Mexico City registers 20 fires in two daysOn Saturday, the city was a ghostly vision, caused by the haze covering it and accompanied by a burning smell. According to official numbers, between Friday and Saturday, there were 23 fires in forest and urban areas in the capital; as well as 30 fires in the State of Mexico, including a fireworks workshop in Tultepec and a fire inside a plastic factory in Atizapán.
Pollution in the city is nothing new, it has been a constant struggle during the last three decades. Even when the presence of airborne particles during this season is unusual, couldn't this contingency be prevented?
The millions who inhabit the megalopolis were exposed to PM2.5 particles for over 48 hours, which have a similar structure to aerosols, therefore, they enter the lungs and diminish the levels of oxygenation and in children, it stops the development of the respiratory system.

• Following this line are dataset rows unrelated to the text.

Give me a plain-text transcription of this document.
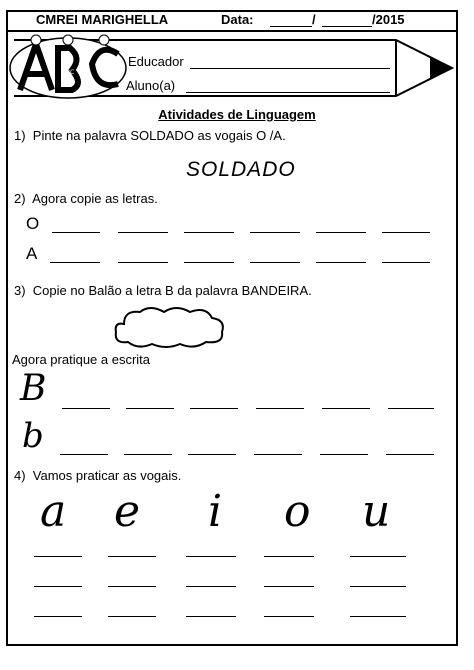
CMREI MARIGHELLA	Data:	/	/2015
ABC
Educador
Aluno(a)
Atividades de Linguagem
1) Pinte na palavra SOLDADO as vogais O /A.
SOLDADO
2) Agora copie as letras.
O
A
3) Copie no Balão a letra B da palavra BANDEIRA.
Agora pratique a escrita
B
b
4) Vamos praticar as vogais.
a e i o u
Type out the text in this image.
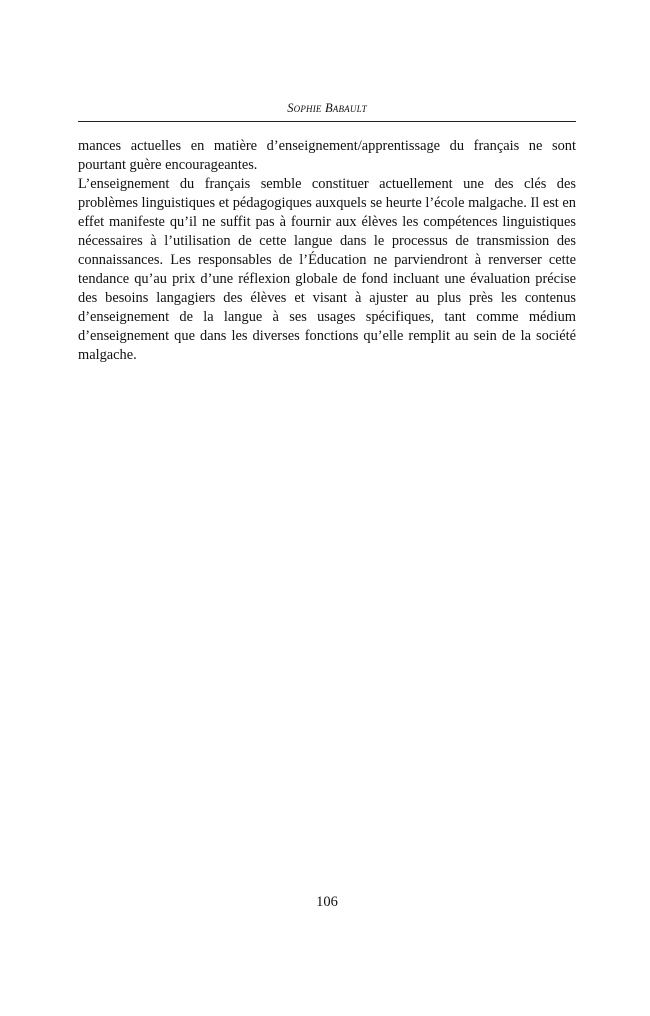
Sophie Babault

mances actuelles en matière d’enseignement/apprentissage du français ne sont pourtant guère encourageantes.

L’enseignement du français semble constituer actuellement une des clés des problèmes linguistiques et pédagogiques auxquels se heurte l’école malgache. Il est en effet manifeste qu’il ne suffit pas à fournir aux élèves les compétences linguistiques nécessaires à l’utilisation de cette langue dans le processus de transmission des connaissances. Les responsables de l’Éducation ne parviendront à renverser cette tendance qu’au prix d’une réflexion globale de fond incluant une évaluation précise des besoins langagiers des élèves et visant à ajuster au plus près les contenus d’enseignement de la langue à ses usages spécifiques, tant comme médium d’enseignement que dans les diverses fonctions qu’elle remplit au sein de la société malgache.

106
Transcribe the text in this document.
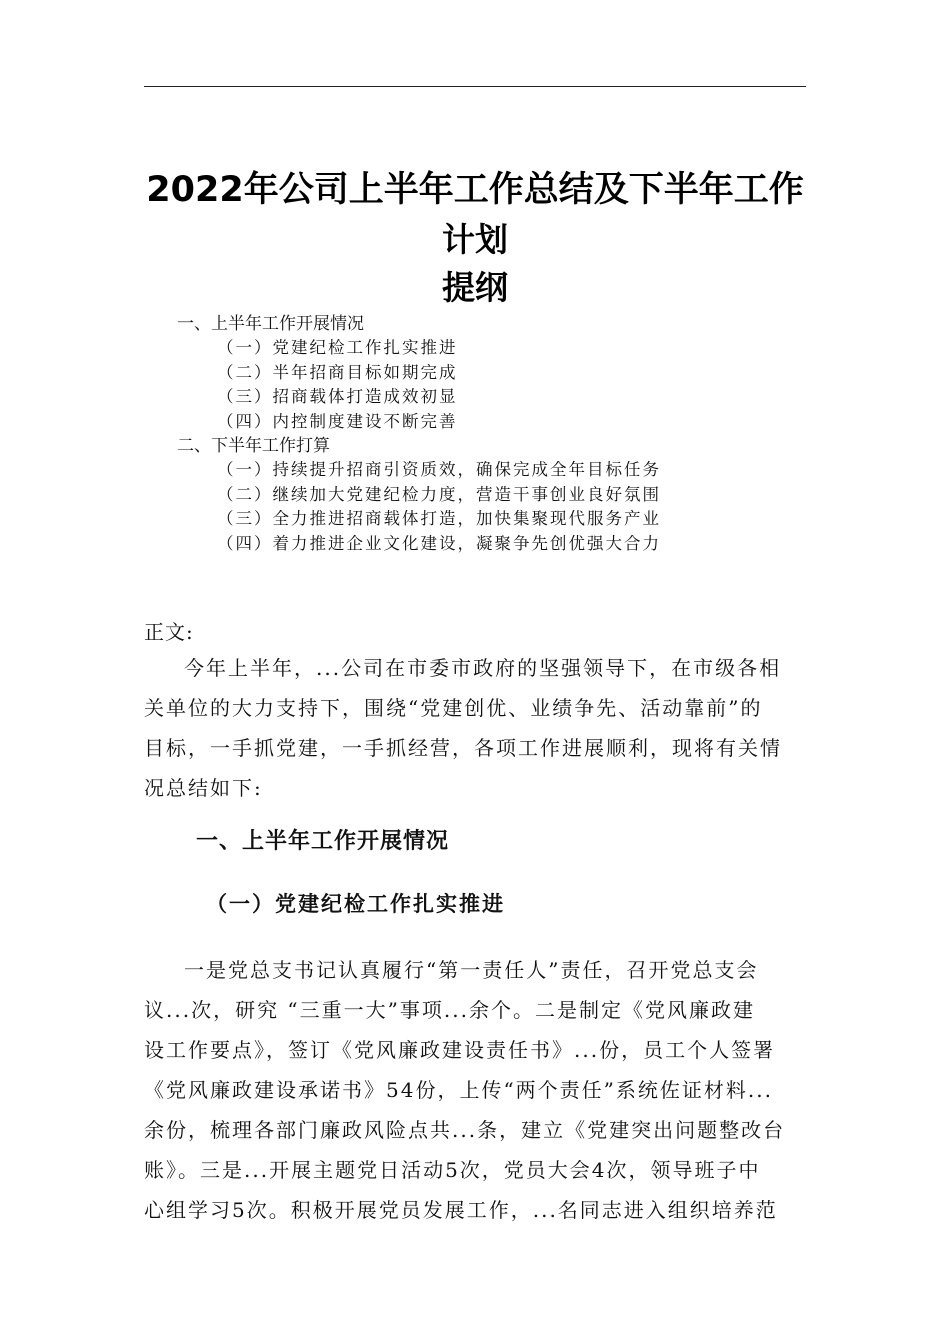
2022年公司上半年工作总结及下半年工作
计划
提纲
一、上半年工作开展情况
（一）党建纪检工作扎实推进
（二）半年招商目标如期完成
（三）招商载体打造成效初显
（四）内控制度建设不断完善
二、下半年工作打算
（一）持续提升招商引资质效，确保完成全年目标任务
（二）继续加大党建纪检力度，营造干事创业良好氛围
（三）全力推进招商载体打造，加快集聚现代服务产业
（四）着力推进企业文化建设，凝聚争先创优强大合力
正文:
今年上半年，...公司在市委市政府的坚强领导下，在市级各相
关单位的大力支持下，围绕“党建创优、业绩争先、活动靠前”的
目标，一手抓党建，一手抓经营，各项工作进展顺利，现将有关情
况总结如下:
一、上半年工作开展情况
（一）党建纪检工作扎实推进
一是党总支书记认真履行“第一责任人”责任，召开党总支会
议...次，研究 “三重一大”事项...余个。二是制定《党风廉政建
设工作要点》，签订《党风廉政建设责任书》...份，员工个人签署
《党风廉政建设承诺书》54份，上传“两个责任”系统佐证材料...
余份，梳理各部门廉政风险点共...条，建立《党建突出问题整改台
账》。三是...开展主题党日活动5次，党员大会4次，领导班子中
心组学习5次。积极开展党员发展工作，...名同志进入组织培养范
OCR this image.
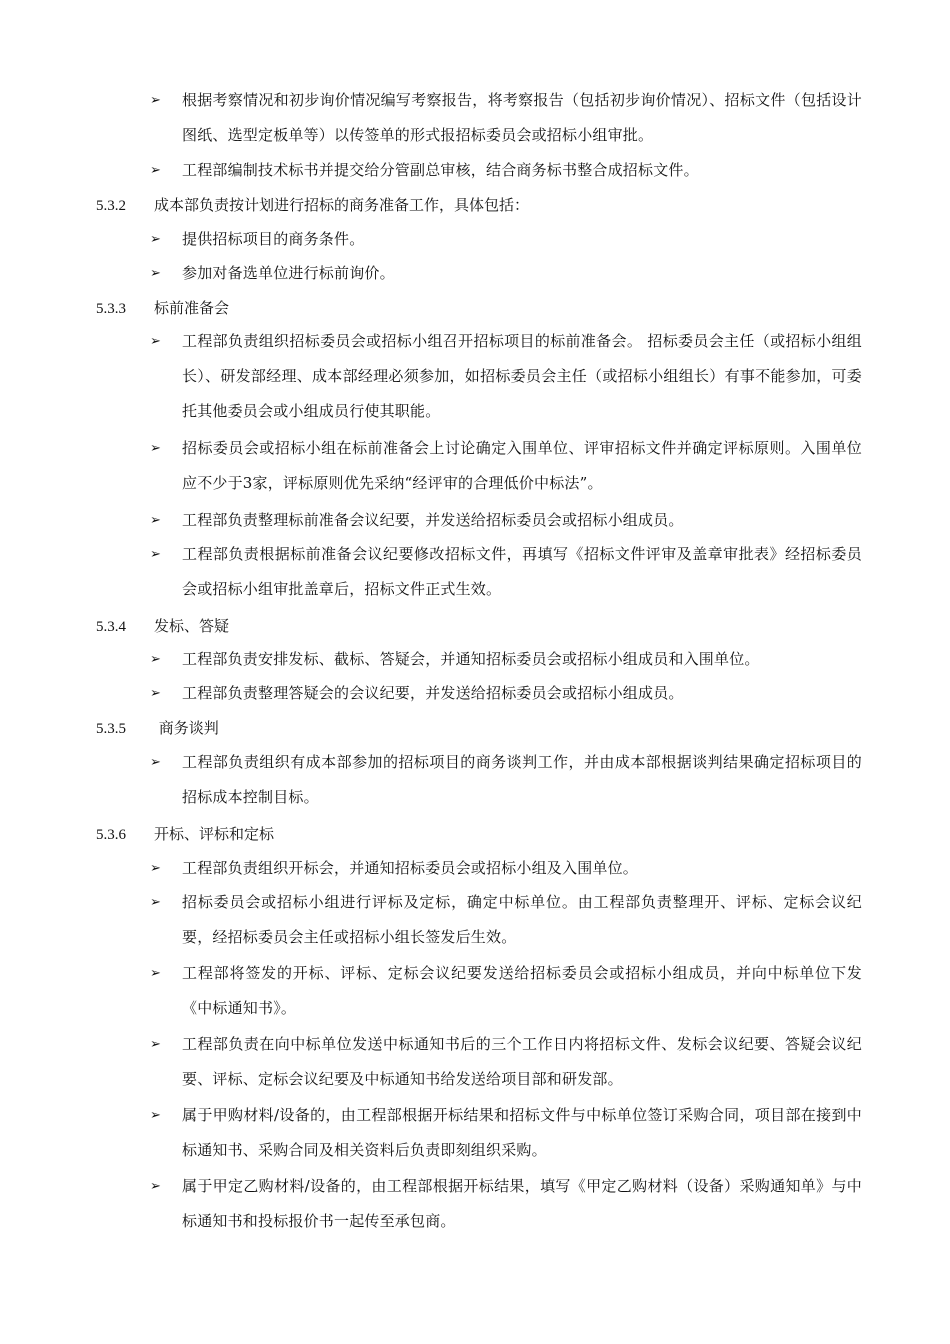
➢	根据考察情况和初步询价情况编写考察报告，将考察报告（包括初步询价情况）、招标文件（包括设计图纸、选型定板单等）以传签单的形式报招标委员会或招标小组审批。
➢	工程部编制技术标书并提交给分管副总审核，结合商务标书整合成招标文件。
5.3.2 成本部负责按计划进行招标的商务准备工作，具体包括：
➢	提供招标项目的商务条件。
➢	参加对备选单位进行标前询价。
5.3.3 标前准备会
➢	工程部负责组织招标委员会或招标小组召开招标项目的标前准备会。 招标委员会主任（或招标小组组长）、研发部经理、成本部经理必须参加，如招标委员会主任（或招标小组组长）有事不能参加，可委托其他委员会或小组成员行使其职能。
➢	招标委员会或招标小组在标前准备会上讨论确定入围单位、评审招标文件并确定评标原则。入围单位应不少于3家，评标原则优先采纳“经评审的合理低价中标法”。
➢	工程部负责整理标前准备会议纪要，并发送给招标委员会或招标小组成员。
➢	工程部负责根据标前准备会议纪要修改招标文件，再填写《招标文件评审及盖章审批表》经招标委员会或招标小组审批盖章后，招标文件正式生效。
5.3.4 发标、答疑
➢	工程部负责安排发标、截标、答疑会，并通知招标委员会或招标小组成员和入围单位。
➢	工程部负责整理答疑会的会议纪要，并发送给招标委员会或招标小组成员。
5.3.5 商务谈判
➢	工程部负责组织有成本部参加的招标项目的商务谈判工作，并由成本部根据谈判结果确定招标项目的招标成本控制目标。
5.3.6 开标、评标和定标
➢	工程部负责组织开标会，并通知招标委员会或招标小组及入围单位。
➢	招标委员会或招标小组进行评标及定标，确定中标单位。由工程部负责整理开、评标、定标会议纪要，经招标委员会主任或招标小组长签发后生效。
➢	工程部将签发的开标、评标、定标会议纪要发送给招标委员会或招标小组成员，并向中标单位下发《中标通知书》。
➢	工程部负责在向中标单位发送中标通知书后的三个工作日内将招标文件、发标会议纪要、答疑会议纪要、评标、定标会议纪要及中标通知书给发送给项目部和研发部。
➢	属于甲购材料/设备的，由工程部根据开标结果和招标文件与中标单位签订采购合同，项目部在接到中标通知书、采购合同及相关资料后负责即刻组织采购。
➢	属于甲定乙购材料/设备的，由工程部根据开标结果，填写《甲定乙购材料（设备）采购通知单》与中标通知书和投标报价书一起传至承包商。
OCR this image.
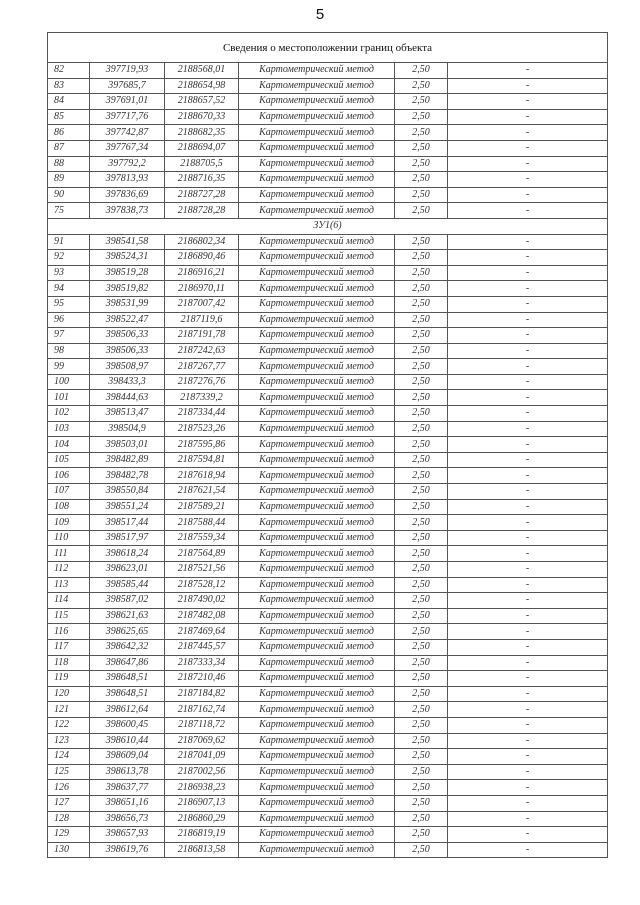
5
Сведения о местоположении границ объекта					
82	397719,93	2188568,01	Картометрический метод	2,50	-
83	397685,7	2188654,98	Картометрический метод	2,50	-
84	397691,01	2188657,52	Картометрический метод	2,50	-
85	397717,76	2188670,33	Картометрический метод	2,50	-
86	397742,87	2188682,35	Картометрический метод	2,50	-
87	397767,34	2188694,07	Картометрический метод	2,50	-
88	397792,2	2188705,5	Картометрический метод	2,50	-
89	397813,93	2188716,35	Картометрический метод	2,50	-
90	397836,69	2188727,28	Картометрический метод	2,50	-
75	397838,73	2188728,28	Картометрический метод	2,50	-
ЗУ1(6)					
91	398541,58	2186802,34	Картометрический метод	2,50	-
92	398524,31	2186890,46	Картометрический метод	2,50	-
93	398519,28	2186916,21	Картометрический метод	2,50	-
94	398519,82	2186970,11	Картометрический метод	2,50	-
95	398531,99	2187007,42	Картометрический метод	2,50	-
96	398522,47	2187119,6	Картометрический метод	2,50	-
97	398506,33	2187191,78	Картометрический метод	2,50	-
98	398506,33	2187242,63	Картометрический метод	2,50	-
99	398508,97	2187267,77	Картометрический метод	2,50	-
100	398433,3	2187276,76	Картометрический метод	2,50	-
101	398444,63	2187339,2	Картометрический метод	2,50	-
102	398513,47	2187334,44	Картометрический метод	2,50	-
103	398504,9	2187523,26	Картометрический метод	2,50	-
104	398503,01	2187595,86	Картометрический метод	2,50	-
105	398482,89	2187594,81	Картометрический метод	2,50	-
106	398482,78	2187618,94	Картометрический метод	2,50	-
107	398550,84	2187621,54	Картометрический метод	2,50	-
108	398551,24	2187589,21	Картометрический метод	2,50	-
109	398517,44	2187588,44	Картометрический метод	2,50	-
110	398517,97	2187559,34	Картометрический метод	2,50	-
111	398618,24	2187564,89	Картометрический метод	2,50	-
112	398623,01	2187521,56	Картометрический метод	2,50	-
113	398585,44	2187528,12	Картометрический метод	2,50	-
114	398587,02	2187490,02	Картометрический метод	2,50	-
115	398621,63	2187482,08	Картометрический метод	2,50	-
116	398625,65	2187469,64	Картометрический метод	2,50	-
117	398642,32	2187445,57	Картометрический метод	2,50	-
118	398647,86	2187333,34	Картометрический метод	2,50	-
119	398648,51	2187210,46	Картометрический метод	2,50	-
120	398648,51	2187184,82	Картометрический метод	2,50	-
121	398612,64	2187162,74	Картометрический метод	2,50	-
122	398600,45	2187118,72	Картометрический метод	2,50	-
123	398610,44	2187069,62	Картометрический метод	2,50	-
124	398609,04	2187041,09	Картометрический метод	2,50	-
125	398613,78	2187002,56	Картометрический метод	2,50	-
126	398637,77	2186938,23	Картометрический метод	2,50	-
127	398651,16	2186907,13	Картометрический метод	2,50	-
128	398656,73	2186860,29	Картометрический метод	2,50	-
129	398657,93	2186819,19	Картометрический метод	2,50	-
130	398619,76	2186813,58	Картометрический метод	2,50	-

This situation made weaknesses in the regulations to declare contingencies evident, as authorities lack protocols to act in the presence of airborne particles; an “environmental alert” was issued on Sunday. Yesterday, Mexico City's government recognized that it has to establish new criteria to issue an environmental alert for the 2.5 particles.
In the face of pollution, no matter the cause behind it, society can no longer rely on weather, wind or rain, to solve a problem caused by humans. Authorities should emphasize prevention measures and social awareness strategies and not only focus on reactive actions.
The megalopolis has been able to control but not decrease pollution levels with the help of neighboring governments, environmental groups, experts, business owners, and society but it is clear that a lot more work is needed.
This weekend it was obvious that there are protocols that should be updated. There is no time to waste, it can become a life or death situation.